I don’t think this was their plan from the start — I think Apple didn’t know any better than we did, a year ago, whether the iPad was going to end up as a productivity device in practice. They probably thought, like we did, that it would replace laptops a lot more often.
But, as often happens in technology, the iPad hasn’t “killed” the laptop at all — it has simply added a new role for itself. And that role doesn’t include office productivity for most of us.
So true. I can’t think of leaving my laptop and using a tablet device for Office Productivity functions I do which includes using E-Mail (Outlook 2010) and Microsoft Office (Excel, PowerPoint, Visio etc). Multiple reasons for this, but most of these have to do with lack of input and output devices. I find it difficult to use my fingers so well on a virtual keyboard on a Tablet device as compared to a physical keyboard of a Laptop. I don’t want to carry VGA connector cable or a keyboard dock with a Tablet. I tend to carry a lot of data on my laptop which I can’t on a Tablet device with limited storage (64 GB max).

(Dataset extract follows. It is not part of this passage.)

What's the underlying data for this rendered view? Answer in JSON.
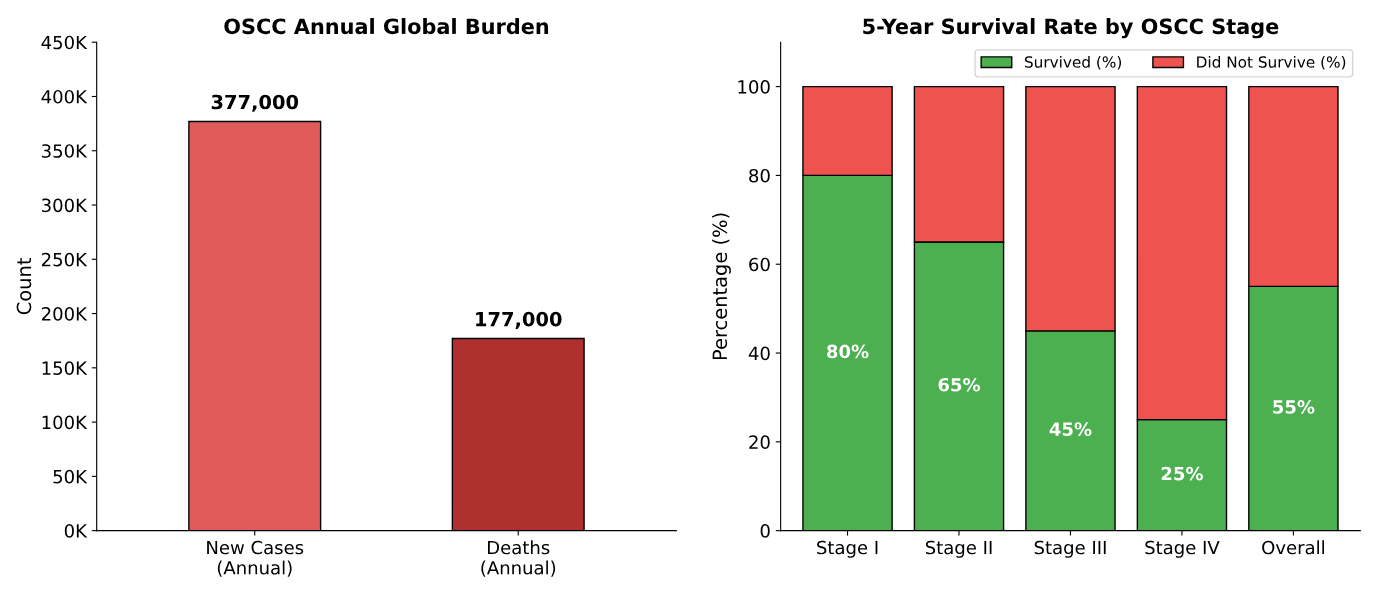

I know there are cloud options but some of my data is confidential (from work), some very private and cloud is not an option to store this data.
Primarily, iPad and other tablet’s capabilities as a media consumption device is great. You can read books, watch movies, browse web, and now create music also. It also serves well for very app-specific business usage like taking orders in a restaurant, with hospital staff, with real estate guys who want to show different layouts on a site visit etc. So what iPad has done is created a niche for itself as a Media consuming, mostly Read-Only device. And as we speak with iPad 2, media creation (Garage band and iMovie apps) also comes mainstream.
iPad or any other Tablet device cannot signal a Post-PC era unless we get enterprises also onboard (I know Apple is working hard on this). These at best signal a Post-Netbook era, an era which nobody wished for but still happened in absence of cheaper/user friendly media consuming devices.